The immediate engagement by UNIFIL and the Special Coordinator for Lebanon helped prevent a further escalation and restore the cessation of hostilities. The Secretary-General addressed the developments of 28 January directly with both Prime Minister Tammam Salam and Prime Minister Benjamin Netanyahu, calling for a return to calm and for all concerned to act responsibly. Given the seriousness of this incident, we welcome the reaffirmation by Israel and Lebanon of their commitment to the implementation of resolution 1701 (2006) and to the stability of the Blue Line area. Neither country nor the region can afford another conflict.
Elsewhere in Lebanon, the border with Syria remains impacted by security incidents and cross-border fighting.
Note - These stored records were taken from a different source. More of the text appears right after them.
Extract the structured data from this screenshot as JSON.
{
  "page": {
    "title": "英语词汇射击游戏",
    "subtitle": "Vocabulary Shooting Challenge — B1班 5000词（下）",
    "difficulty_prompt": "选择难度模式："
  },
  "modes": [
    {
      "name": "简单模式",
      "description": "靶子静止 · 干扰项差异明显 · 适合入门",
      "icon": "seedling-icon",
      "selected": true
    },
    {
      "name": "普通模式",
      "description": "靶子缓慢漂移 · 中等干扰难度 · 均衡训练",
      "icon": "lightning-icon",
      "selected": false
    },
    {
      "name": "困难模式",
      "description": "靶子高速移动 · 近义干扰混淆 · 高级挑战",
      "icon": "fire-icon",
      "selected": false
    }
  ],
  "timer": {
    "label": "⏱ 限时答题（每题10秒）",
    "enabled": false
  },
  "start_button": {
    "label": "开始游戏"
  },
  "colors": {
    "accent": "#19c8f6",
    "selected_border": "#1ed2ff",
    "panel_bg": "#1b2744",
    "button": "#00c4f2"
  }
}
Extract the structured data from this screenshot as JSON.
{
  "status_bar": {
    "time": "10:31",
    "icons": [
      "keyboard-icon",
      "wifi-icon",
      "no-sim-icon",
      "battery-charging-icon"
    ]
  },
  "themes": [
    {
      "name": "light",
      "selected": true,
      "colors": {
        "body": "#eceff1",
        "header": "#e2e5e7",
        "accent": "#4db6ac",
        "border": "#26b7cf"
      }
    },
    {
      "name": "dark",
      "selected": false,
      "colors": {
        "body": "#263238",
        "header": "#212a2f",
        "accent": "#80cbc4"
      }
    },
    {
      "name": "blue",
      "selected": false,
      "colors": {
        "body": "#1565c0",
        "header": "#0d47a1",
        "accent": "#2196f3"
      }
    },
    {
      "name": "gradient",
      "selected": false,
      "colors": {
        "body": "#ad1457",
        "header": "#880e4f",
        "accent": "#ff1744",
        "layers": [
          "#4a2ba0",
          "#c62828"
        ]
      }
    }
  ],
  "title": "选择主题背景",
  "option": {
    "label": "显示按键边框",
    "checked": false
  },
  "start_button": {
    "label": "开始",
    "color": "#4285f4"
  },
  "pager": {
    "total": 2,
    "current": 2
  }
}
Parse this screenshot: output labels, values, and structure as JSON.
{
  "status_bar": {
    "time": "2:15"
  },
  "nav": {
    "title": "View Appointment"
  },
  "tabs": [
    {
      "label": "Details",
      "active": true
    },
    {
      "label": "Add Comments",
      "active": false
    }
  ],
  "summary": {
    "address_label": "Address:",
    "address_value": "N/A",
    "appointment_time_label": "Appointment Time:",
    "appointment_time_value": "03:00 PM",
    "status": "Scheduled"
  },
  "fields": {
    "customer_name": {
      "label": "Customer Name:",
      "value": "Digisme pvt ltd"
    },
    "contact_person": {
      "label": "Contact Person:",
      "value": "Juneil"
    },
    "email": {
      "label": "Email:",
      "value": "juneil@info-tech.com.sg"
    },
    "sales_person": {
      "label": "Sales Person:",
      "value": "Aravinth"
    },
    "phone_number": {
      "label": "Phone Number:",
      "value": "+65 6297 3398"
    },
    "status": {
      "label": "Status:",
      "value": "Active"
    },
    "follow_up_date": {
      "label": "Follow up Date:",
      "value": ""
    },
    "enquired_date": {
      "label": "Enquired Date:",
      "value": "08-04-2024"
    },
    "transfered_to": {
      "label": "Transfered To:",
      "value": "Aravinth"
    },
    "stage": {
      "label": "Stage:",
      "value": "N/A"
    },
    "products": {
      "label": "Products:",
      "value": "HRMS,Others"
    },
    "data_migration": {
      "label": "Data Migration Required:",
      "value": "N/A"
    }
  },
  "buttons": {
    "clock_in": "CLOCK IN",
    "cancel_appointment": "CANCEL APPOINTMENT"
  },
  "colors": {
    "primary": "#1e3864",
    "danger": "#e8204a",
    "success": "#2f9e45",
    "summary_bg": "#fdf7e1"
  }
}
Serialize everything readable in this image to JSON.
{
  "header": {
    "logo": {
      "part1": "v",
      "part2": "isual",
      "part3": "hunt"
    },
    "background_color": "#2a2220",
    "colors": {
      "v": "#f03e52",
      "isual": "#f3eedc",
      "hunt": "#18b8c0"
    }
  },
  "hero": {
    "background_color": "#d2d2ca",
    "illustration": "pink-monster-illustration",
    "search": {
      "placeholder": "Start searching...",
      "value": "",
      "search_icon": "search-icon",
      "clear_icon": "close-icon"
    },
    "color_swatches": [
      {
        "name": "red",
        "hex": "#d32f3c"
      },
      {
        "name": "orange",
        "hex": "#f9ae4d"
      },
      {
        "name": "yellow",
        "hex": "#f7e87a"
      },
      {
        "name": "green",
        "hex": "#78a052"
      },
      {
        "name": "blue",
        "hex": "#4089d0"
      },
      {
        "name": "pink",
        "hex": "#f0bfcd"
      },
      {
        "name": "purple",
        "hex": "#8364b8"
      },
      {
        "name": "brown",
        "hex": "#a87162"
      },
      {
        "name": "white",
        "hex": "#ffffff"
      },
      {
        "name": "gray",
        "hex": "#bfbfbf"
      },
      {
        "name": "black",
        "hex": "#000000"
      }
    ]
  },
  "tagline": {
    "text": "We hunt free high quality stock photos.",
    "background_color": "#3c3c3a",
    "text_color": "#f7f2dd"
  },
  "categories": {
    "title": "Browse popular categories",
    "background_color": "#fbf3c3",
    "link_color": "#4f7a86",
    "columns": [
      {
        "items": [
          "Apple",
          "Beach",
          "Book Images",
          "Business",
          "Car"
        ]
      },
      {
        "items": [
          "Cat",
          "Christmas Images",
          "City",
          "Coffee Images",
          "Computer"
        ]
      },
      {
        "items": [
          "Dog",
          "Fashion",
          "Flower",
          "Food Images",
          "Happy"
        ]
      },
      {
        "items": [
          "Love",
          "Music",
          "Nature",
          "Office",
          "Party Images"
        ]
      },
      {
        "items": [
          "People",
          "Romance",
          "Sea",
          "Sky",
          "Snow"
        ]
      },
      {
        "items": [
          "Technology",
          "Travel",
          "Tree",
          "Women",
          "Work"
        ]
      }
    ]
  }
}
The Lebanese Armed Forces shelled positions of armed militants in the Bekaa outskirts of Arsal, Baalbeck and al-Qaa. Lebanon’s security authorities successfully carried out raids and arrests throughout the country to prevent terrorist attacks. Politically, the dialogue between the Future Movement and Hezbollah has so far led to consensus on security issues and steps to lower sectarian tensions. Meetings between the leaders of Lebanon’s major Christian parties continued but without success on the presidential stalemate. The prolonged vacuum in the highest office of the State is of serious concern for the stability of Lebanon. The Secretary-General looks to the continued unity of the Security Council to preserve Lebanon from the impact of conflicts in the region and help it to address the multiple challenges it faces.
In conclusion, we see the circumstances in Gaza as becoming increasingly worrisome as we approach the six-month mark since the end of last summer’s conflict. The combination of the failure to rectify the persistent governance and security issues and the slow pace of reconstruction has created an increasingly toxic environment.
While the primary obligation evidently lies with the parties, a key component of reversing these negative trends is implementation of the financial commitments made by donors at the Cairo conference. Failure to deliver the necessary support is putting an almost unbearable strain on an already highly fractious environment.
Establishing a framework that could lead to a comprehensive peace must, once again, become a priority. We hope that the international community, possibly through a reinvigorated Quartet, can help the parties avoid a downward slide and support a return to negotiations. The Secretary-General is determined that the UN will continue to play an active role in supporting these efforts.
However, international efforts cannot succeed in isolation. A genuine and lasting peace can only be reached by the commitment of the parties to overcome their mistrust and make the difficult compromises necessary to achieve a resolution to this conflict.